Not many people know it, know that he even wanted to go to college in the first place or that he actually came close to doing so in the second. Naturally, you’d never have heard it from the man himself — he carried a number of odd, perhaps even (now that we know what we know) defensive prejudices against people who had gone to college.
“You take your college-educated man,” he frequently proposed, “and I’ll show you a capitalist dupe. Not that I mind your capitalists. Shit, no. I admire capitalists,” he said. “It’s your dupes I can’t stand. I’ll stomp a capitalist dupe before I’ll stomp a communist true believer, and you know what I think of your communist true believers,” he reminded me.
Needlessly, it turned out, for I did indeed know what he thought of people he chose to designate “communist true believers.” I knew that he despised them. Possibly despised them to the point of violently attacking them, for, though I personally have never actually seen him physically assault a so-called communist, nevertheless I have heard stories that, frankly, I’d rather not relate here. Let it suffice to say that Hamilton Stark, in the barrooms of central New Hampshire, was a well-known, militantly forceful anticommunist. Every morning he read the Manchester Union-Leader , a newspaper widely regarded as the nation’s most rabidly right wing, a newspaper with red-ink headlines such as MUSKIE WEEPS WHEN SHOWN HIS OWN WORDS AND HALDEMAN AND EHRLICHMAN QUIT UNDER LEFT-WING PRESSURE. That sort of garbage, which Hamilton, oh, my Hamilton, seemed to choose to believe.

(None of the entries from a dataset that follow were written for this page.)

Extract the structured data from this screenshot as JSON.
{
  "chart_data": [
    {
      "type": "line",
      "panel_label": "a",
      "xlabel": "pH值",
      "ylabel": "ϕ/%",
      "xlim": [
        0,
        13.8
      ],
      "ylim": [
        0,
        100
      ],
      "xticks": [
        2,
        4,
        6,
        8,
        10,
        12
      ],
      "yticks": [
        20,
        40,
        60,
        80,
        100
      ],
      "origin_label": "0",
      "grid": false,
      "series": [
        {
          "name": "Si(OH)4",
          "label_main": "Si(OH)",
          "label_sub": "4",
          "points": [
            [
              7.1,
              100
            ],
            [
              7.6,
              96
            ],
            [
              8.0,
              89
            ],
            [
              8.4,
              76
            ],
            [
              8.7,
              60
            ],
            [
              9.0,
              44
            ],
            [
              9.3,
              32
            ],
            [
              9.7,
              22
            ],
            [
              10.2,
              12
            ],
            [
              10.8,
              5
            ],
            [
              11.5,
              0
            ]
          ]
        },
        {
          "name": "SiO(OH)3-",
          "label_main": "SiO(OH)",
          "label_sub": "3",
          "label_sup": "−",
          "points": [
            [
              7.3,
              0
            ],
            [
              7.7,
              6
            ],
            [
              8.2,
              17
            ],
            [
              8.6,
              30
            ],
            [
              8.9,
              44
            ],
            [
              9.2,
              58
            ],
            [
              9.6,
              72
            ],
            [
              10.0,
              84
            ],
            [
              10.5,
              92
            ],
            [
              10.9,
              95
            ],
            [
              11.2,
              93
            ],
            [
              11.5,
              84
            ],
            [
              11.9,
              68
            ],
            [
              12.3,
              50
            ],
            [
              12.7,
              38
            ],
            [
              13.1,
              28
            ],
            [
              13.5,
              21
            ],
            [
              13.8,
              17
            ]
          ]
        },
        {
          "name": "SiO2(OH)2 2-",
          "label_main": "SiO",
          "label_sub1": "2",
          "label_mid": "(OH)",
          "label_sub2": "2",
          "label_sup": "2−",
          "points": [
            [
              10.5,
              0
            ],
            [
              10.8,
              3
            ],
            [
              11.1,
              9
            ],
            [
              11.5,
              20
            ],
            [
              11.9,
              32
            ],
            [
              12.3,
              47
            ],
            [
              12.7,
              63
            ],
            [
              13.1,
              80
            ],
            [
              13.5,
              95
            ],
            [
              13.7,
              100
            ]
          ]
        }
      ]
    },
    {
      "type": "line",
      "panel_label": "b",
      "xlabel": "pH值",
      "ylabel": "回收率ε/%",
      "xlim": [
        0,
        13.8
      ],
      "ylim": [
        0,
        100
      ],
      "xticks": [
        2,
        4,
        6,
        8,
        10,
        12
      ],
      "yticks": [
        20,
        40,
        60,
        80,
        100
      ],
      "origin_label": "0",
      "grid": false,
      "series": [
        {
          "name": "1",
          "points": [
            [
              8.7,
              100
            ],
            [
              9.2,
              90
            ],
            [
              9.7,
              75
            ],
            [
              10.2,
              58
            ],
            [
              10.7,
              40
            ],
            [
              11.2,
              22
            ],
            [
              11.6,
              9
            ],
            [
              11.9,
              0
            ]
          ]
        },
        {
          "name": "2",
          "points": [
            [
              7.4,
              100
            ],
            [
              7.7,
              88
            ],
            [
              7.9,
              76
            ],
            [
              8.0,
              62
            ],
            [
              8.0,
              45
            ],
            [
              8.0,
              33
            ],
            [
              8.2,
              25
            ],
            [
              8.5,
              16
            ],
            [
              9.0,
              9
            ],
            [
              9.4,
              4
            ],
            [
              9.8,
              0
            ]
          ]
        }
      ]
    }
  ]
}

There was a brief period when he and I were still willing to argue politics. I am a moderate Christian Socialist and at the time of this writing have cast my presidential ballot for the following individuals: Adlai Stevenson, John F. Kennedy, Rogers Morton (write-in), and Morris Udall (write-in). Hamilton, though he has voted in every presidential election since 1948, has voted for only one man — Ezra Taft Benson. At least that is what he tells me. And I have no reason to doubt that if Hamilton votes in 1976, he will vote yet again for Mr. Benson, even though by then Benson may well be dead and out of the running altogether. And who knows, Hamilton may write in Benson’s name anyway. He used to quote Benson to me until, my ears burning, I begged him to stop. “You want to hear what a wise man said? ‘It’s just too bad, it’s really sad, but there has to be a loser.’ Now that’s my idea of presidential wisdom!” Hamilton would exclaim. “I love that … ‘it’s really sad,’ heh heh heh. You talk about your Kennedy wit. What about the Benson wit?”